For the past year and a half, Tostan has been actively partnering with religious leaders in Senegal to discuss improving the well-being and development of children. As religious leaders play a key role in their communities, Tostan seeks to work with them to engage others around new information and traditions.

Tostan’s Reinforcement of Parental Practices (RPP) team organized its first workshop with Islamic religious leaders in 2013 in 66 Mandinka communities in southern Senegal to share best practices concerning early childhood development. Following the success of that program, the team continued workshops in 2014 in other areas of Senegal.

The workshops encourage religious leaders to support the Tostan program, while providing them with tools to advocate for the abandonment of violence against children in their communities. Many have even traveled to surrounding communities with support for the program after completing a workshop, reinforcing RPP’s immediate results in the field and contributing to its long-term sustainable impact.

The RPP team is continuing these efforts to partner with religious leaders in 2015. New workshops have been held over the past two weeks in Ziguinchor, Kolda, and Kaolack, and the Fouta region.

Religious leader Saliou Cissé Karcia from the region of Ziguinchor emphasized the connection between the RPP and the Koran. “The RPP explains that violence has a dysfunctional impact on the brain, and the Koran states that beating a child will turn him into a dangerous person because he or she will think that everything should be resolved through violence,” he said. “Everything that the RPP teaches is supported by the Koran.”
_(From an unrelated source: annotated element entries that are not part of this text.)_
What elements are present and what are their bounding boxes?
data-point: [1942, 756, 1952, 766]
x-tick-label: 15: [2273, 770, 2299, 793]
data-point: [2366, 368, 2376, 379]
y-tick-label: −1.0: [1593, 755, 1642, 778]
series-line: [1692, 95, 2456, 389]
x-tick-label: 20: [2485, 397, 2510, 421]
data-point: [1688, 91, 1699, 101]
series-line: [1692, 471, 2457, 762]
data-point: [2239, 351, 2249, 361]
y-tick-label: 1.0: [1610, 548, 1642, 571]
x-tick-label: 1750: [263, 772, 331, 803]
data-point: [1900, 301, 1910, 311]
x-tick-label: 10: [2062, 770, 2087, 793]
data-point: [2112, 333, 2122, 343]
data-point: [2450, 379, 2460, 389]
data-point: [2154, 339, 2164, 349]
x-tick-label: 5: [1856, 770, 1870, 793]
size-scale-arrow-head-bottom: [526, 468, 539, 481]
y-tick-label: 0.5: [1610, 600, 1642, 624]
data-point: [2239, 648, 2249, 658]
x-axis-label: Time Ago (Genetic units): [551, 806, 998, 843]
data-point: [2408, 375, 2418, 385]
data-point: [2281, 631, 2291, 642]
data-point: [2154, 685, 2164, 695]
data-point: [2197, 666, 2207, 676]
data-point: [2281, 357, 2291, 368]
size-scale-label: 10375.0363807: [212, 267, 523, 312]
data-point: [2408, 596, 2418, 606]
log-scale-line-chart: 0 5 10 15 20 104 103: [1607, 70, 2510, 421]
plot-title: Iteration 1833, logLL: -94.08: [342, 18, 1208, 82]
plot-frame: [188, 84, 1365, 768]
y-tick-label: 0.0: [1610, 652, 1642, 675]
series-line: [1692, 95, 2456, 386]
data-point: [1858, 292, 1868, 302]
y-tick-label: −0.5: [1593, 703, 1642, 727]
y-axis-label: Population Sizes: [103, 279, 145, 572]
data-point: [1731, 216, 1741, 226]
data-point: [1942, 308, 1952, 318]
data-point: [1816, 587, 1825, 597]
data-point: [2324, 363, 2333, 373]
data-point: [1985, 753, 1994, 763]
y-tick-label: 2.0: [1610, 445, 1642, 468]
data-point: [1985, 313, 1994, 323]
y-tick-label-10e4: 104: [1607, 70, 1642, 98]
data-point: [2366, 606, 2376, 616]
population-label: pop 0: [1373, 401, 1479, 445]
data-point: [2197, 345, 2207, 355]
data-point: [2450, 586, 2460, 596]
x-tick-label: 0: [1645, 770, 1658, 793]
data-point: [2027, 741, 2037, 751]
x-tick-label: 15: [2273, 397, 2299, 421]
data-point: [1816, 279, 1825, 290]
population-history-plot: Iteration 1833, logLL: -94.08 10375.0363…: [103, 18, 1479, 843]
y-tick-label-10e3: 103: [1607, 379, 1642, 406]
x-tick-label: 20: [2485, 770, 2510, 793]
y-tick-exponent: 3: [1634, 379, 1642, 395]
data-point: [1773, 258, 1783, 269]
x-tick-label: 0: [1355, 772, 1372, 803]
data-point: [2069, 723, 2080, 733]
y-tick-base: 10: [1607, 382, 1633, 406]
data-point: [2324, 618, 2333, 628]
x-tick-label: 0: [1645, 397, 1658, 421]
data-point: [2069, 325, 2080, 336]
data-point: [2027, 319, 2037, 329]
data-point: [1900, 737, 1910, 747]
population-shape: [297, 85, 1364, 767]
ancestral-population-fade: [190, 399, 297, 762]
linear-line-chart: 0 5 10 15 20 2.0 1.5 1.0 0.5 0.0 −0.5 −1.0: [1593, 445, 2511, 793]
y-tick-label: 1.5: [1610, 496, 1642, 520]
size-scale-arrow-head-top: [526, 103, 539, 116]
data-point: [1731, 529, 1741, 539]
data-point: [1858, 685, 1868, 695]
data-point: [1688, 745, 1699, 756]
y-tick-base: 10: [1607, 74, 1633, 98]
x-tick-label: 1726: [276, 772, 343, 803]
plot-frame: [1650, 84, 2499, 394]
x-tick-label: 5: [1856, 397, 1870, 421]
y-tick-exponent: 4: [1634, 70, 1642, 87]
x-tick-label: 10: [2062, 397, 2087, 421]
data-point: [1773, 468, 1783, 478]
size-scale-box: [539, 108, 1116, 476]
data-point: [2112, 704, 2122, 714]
Presentations by Tostan’s regional Islamic religious consultants reinforce this link by presenting how the Prophet educated his own children in a non-violent manner. Discussion topics include ways religious leaders can help ensure a better education for the children in their community, and how religious leaders can partner with Tostan on child protection and early childhood development. Many of these religious leaders have in turn gone on to introduce these topics during their own weekly sermons at the community mosques.

“With each event, religious leaders and local authorities in Senegal are becoming increasingly engaged in promoting the wellbeing of children,” said Charlotte Greenbaum, a Tostan volunteer working with the RPP program, which is funded by the William and Flora Hewlett Foundation. “The RPP module has helped them make their voices heard and allowed them to speak out against certain practices that inhibit healthy childhood development.”